Hebrews 4:9 There remaineth therefore a rest (keeping of the Sabbath) to the people of God.

The word translated rest in Heb 4:9is sabbatismoV, pronounced sabbatismos, which means “Sabbath rest, Sabbath observance” (Arndt and Gingrich, A Greek-English Lexicon of the New Testament).

This difinition of the Greek word sabbatismoV (sabbatismos) is confirmed by other historic works The words ‘sabbath rest’ is translated from the GK noun sabbatismos, [and is] a unique word in the NT. This term appears also in Plutarch (Superset. 3 [Moralia 166a]) for sabbath observance, and in four post-canonical Christian writings which are not dependent on Heb. 4:9” (The Anchor Bible Dictionary, Vol. 5, p. 856).

Luc said...

The context of Hebrews 4 is about the Israelite going in to the promised land as a type of sabbath rest which was not the ultimate goal that the sabbath day represented which is the seventh thousand year day which is the completion of mans six days of doing his own thing.

Seeker Of Truth said...

This is the problem: when one has preferences for truth, one will see what one wants to see.
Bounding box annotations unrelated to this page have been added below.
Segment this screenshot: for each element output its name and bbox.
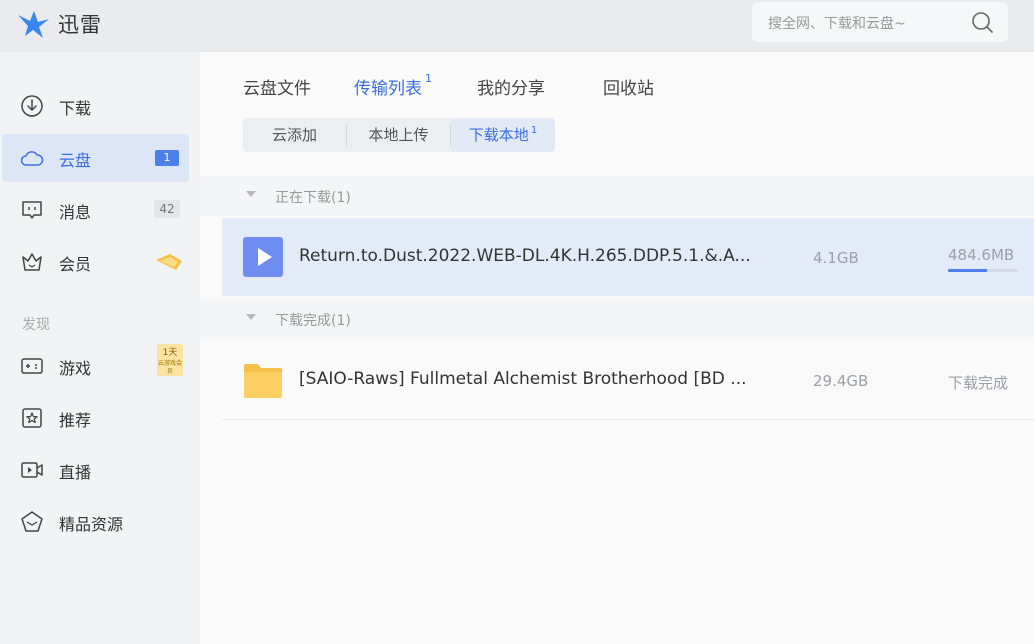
progress-bar bbox=[948, 269, 1018, 272]
list-item[interactable]: Return.to.Dust.2022.WEB-DL.4K.H.265.DDP.… bbox=[222, 218, 1034, 296]
collapse-arrow-icon[interactable] bbox=[246, 314, 256, 320]
search-box[interactable]: 搜全网、下载和云盘~ bbox=[752, 2, 1008, 42]
video-play-icon bbox=[243, 237, 283, 277]
tab-label: 传输列表 bbox=[354, 79, 422, 99]
count-badge: 42 bbox=[154, 200, 180, 218]
tab-transfer-list[interactable]: 传输列表1 bbox=[354, 72, 432, 99]
tag-bottom: 云游戏会员 bbox=[157, 360, 182, 375]
subtab-label: 下载本地 bbox=[468, 126, 529, 144]
group-title: 正在下载(1) bbox=[275, 190, 351, 206]
status-text: 下载完成 bbox=[948, 374, 1009, 392]
subtab-cloud-add[interactable]: 云添加 bbox=[243, 118, 346, 152]
tag-top: 1天 bbox=[162, 348, 178, 358]
vip-ticket-icon bbox=[156, 254, 182, 270]
sidebar-item-vip[interactable]: 会员 bbox=[2, 238, 189, 286]
search-input[interactable]: 搜全网、下载和云盘~ bbox=[768, 13, 906, 33]
top-bar: 迅雷 搜全网、下载和云盘~ bbox=[0, 0, 1034, 52]
sidebar-item-label: 游戏 bbox=[59, 359, 92, 378]
app-logo[interactable]: 迅雷 bbox=[16, 6, 102, 42]
sidebar-item-label: 精品资源 bbox=[59, 515, 124, 534]
subtab-bar: 云添加 本地上传 下载本地 1 bbox=[243, 118, 555, 152]
app-title: 迅雷 bbox=[58, 13, 102, 37]
sidebar-item-messages[interactable]: 消息 42 bbox=[2, 186, 189, 234]
subtab-download-local[interactable]: 下载本地 1 bbox=[451, 118, 555, 152]
file-size: 4.1GB bbox=[813, 249, 859, 267]
main-panel: 云盘文件 传输列表1 我的分享 回收站 云添加 本地上传 下载本地 1 正在下载(… bbox=[200, 52, 1034, 644]
divider bbox=[222, 419, 1034, 420]
list-item[interactable]: [SAIO-Raws] Fullmetal Alchemist Brotherh… bbox=[222, 341, 1034, 419]
gamepad-icon bbox=[21, 358, 43, 374]
sidebar: 下载 云盘 1 消息 42 会员 发现 游戏 1天 云游戏会员 推荐 直播 精品… bbox=[0, 52, 200, 644]
tab-cloud-files[interactable]: 云盘文件 bbox=[243, 74, 311, 99]
sidebar-item-live[interactable]: 直播 bbox=[2, 446, 189, 494]
cloud-game-tag[interactable]: 1天 云游戏会员 bbox=[157, 344, 183, 376]
star-icon bbox=[22, 408, 42, 428]
section-discover: 发现 bbox=[22, 317, 50, 333]
subtab-local-upload[interactable]: 本地上传 bbox=[347, 118, 450, 152]
progress-fill bbox=[948, 269, 988, 272]
sidebar-item-label: 直播 bbox=[59, 463, 92, 482]
sidebar-item-resources[interactable]: 精品资源 bbox=[2, 498, 189, 546]
crown-icon bbox=[22, 253, 42, 271]
live-icon bbox=[21, 462, 43, 478]
sidebar-item-label: 推荐 bbox=[59, 411, 92, 430]
tab-my-shares[interactable]: 我的分享 bbox=[477, 74, 545, 99]
gem-icon bbox=[21, 511, 43, 532]
sidebar-item-label: 会员 bbox=[59, 255, 92, 274]
group-title: 下载完成(1) bbox=[275, 313, 351, 329]
cloud-icon bbox=[20, 151, 44, 166]
sidebar-item-download[interactable]: 下载 bbox=[2, 82, 189, 130]
sidebar-item-recommend[interactable]: 推荐 bbox=[2, 394, 189, 442]
folder-icon bbox=[244, 364, 282, 398]
download-icon bbox=[21, 95, 43, 117]
subtab-label: 本地上传 bbox=[368, 126, 429, 144]
downloaded-amount: 484.6MB bbox=[948, 246, 1015, 264]
sidebar-item-label: 消息 bbox=[59, 203, 92, 222]
subtab-badge: 1 bbox=[530, 125, 538, 136]
group-header-completed[interactable]: 下载完成(1) bbox=[200, 299, 1034, 339]
group-header-downloading[interactable]: 正在下载(1) bbox=[200, 176, 1034, 216]
sidebar-item-cloud[interactable]: 云盘 1 bbox=[2, 134, 189, 182]
tab-label: 回收站 bbox=[603, 79, 654, 99]
tab-label: 云盘文件 bbox=[243, 79, 311, 99]
thunder-bird-icon bbox=[18, 11, 49, 38]
subtab-label: 云添加 bbox=[271, 126, 317, 144]
message-icon bbox=[22, 201, 42, 219]
search-icon[interactable] bbox=[970, 10, 994, 34]
tab-recycle-bin[interactable]: 回收站 bbox=[603, 74, 654, 99]
tab-badge: 1 bbox=[425, 72, 432, 85]
count-badge: 1 bbox=[155, 150, 179, 166]
file-size: 29.4GB bbox=[813, 372, 869, 390]
sidebar-item-games[interactable]: 游戏 1天 云游戏会员 bbox=[2, 342, 189, 390]
collapse-arrow-icon[interactable] bbox=[246, 191, 256, 197]
sidebar-item-label: 下载 bbox=[59, 99, 92, 118]
tab-label: 我的分享 bbox=[477, 79, 545, 99]
sidebar-item-label: 云盘 bbox=[59, 151, 92, 170]
file-name: Return.to.Dust.2022.WEB-DL.4K.H.265.DDP.… bbox=[299, 246, 749, 266]
file-name: [SAIO-Raws] Fullmetal Alchemist Brotherh… bbox=[299, 369, 747, 389]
There is a point being made in Hebrews four just as in Galatians four, but those who have a truth preference ignore the context and then the letter doesn't make sense.
Have you read the Bible Symbology article? It talks about how the symbology must be consistent, like fractals. If they don't then something is being misunderstood.

For a moment, put yourself in my shoes and look at Hebrews 4 and Galatians 4 through my eyes (nothing bad will happen to you for doing so) and see if it makes sense. Determine what the summery of what Paul's point is.
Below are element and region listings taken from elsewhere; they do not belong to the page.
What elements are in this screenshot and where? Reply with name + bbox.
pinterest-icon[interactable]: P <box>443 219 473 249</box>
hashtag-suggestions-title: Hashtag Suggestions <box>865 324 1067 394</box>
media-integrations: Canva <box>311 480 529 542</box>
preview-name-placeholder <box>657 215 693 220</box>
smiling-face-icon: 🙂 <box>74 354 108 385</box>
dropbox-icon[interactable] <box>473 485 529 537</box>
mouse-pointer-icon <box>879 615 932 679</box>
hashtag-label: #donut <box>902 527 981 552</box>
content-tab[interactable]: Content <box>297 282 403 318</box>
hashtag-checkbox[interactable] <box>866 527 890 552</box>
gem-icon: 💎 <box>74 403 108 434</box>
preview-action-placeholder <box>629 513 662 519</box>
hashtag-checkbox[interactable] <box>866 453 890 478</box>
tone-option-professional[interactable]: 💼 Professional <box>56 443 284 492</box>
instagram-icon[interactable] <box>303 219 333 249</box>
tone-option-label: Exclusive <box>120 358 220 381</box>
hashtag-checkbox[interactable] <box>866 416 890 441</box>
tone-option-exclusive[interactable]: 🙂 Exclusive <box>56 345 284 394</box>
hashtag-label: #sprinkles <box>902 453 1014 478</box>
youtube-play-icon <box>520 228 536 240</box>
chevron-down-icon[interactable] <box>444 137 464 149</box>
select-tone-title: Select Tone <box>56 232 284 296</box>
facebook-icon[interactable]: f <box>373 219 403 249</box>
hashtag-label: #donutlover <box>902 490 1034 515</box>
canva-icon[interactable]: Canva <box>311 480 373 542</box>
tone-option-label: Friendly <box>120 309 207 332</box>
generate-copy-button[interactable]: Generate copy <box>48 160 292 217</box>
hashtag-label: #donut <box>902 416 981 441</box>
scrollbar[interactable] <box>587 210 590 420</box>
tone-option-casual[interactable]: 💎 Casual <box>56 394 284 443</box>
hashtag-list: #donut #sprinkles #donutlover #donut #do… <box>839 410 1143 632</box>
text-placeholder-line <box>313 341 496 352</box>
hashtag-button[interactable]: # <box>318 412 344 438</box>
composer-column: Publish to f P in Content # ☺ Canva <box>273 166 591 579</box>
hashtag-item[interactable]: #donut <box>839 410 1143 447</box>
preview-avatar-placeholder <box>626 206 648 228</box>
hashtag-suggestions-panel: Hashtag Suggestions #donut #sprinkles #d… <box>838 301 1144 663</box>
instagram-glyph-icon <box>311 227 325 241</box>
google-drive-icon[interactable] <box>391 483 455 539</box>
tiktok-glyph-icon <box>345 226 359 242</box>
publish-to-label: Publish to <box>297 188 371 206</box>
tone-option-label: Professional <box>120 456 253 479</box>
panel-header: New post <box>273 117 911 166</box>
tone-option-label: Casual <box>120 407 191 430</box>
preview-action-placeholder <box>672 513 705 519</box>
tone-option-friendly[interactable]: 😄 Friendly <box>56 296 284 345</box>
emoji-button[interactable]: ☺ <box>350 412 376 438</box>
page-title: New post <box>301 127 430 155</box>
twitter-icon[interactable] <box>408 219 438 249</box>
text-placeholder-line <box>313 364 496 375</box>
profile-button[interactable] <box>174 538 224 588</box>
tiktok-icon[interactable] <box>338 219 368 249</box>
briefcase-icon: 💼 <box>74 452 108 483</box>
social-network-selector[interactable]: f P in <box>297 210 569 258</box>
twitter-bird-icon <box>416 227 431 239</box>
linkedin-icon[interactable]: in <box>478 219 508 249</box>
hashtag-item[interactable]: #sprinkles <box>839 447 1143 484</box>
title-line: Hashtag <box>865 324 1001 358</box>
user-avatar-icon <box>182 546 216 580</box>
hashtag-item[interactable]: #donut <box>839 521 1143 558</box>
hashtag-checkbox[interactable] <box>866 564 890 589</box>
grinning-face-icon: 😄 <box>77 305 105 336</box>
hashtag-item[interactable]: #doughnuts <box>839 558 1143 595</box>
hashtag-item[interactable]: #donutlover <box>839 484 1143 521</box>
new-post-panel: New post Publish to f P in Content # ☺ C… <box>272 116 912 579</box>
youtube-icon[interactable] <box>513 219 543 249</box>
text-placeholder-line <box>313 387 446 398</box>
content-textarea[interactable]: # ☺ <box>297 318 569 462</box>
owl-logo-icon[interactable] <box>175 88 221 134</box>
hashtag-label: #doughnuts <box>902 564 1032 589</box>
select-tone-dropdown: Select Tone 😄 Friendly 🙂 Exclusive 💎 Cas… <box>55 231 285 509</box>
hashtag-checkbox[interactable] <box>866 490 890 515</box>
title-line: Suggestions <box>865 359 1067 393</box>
A lot of people really don't like it when I suggest going out and buying a Logic Problem puzzle book and doing all the puzzles in that book, but it is great exercise for developing, well... logic.
In Logic Problems you learn how one single sentence holds SO much information and how much can be derived from it, and THAT is a VERY useful tool when it comes to Bible study.
Remember the Karate Kid, wax on, wax off? He wanted to know how waxing Mr. Miyagi's car was going to teach him Karate. Well, that's Logic Problems.

Paul repeats himself, trying to explain that he is not talking about the seventh day Sabbath but of the seventh thousand year Sabbath, the Kingdom of God.

This is not the word sabbaton G4521 which IS the weekly Sabbath, it is the word G 4520 sabbarismos - the repose of Christianity (as a type of heaven). In other words: the rest that is in the Kingdom of God.
Go look at Hebrews four again, and look at the context.
I thought I explained it pretty well in this article.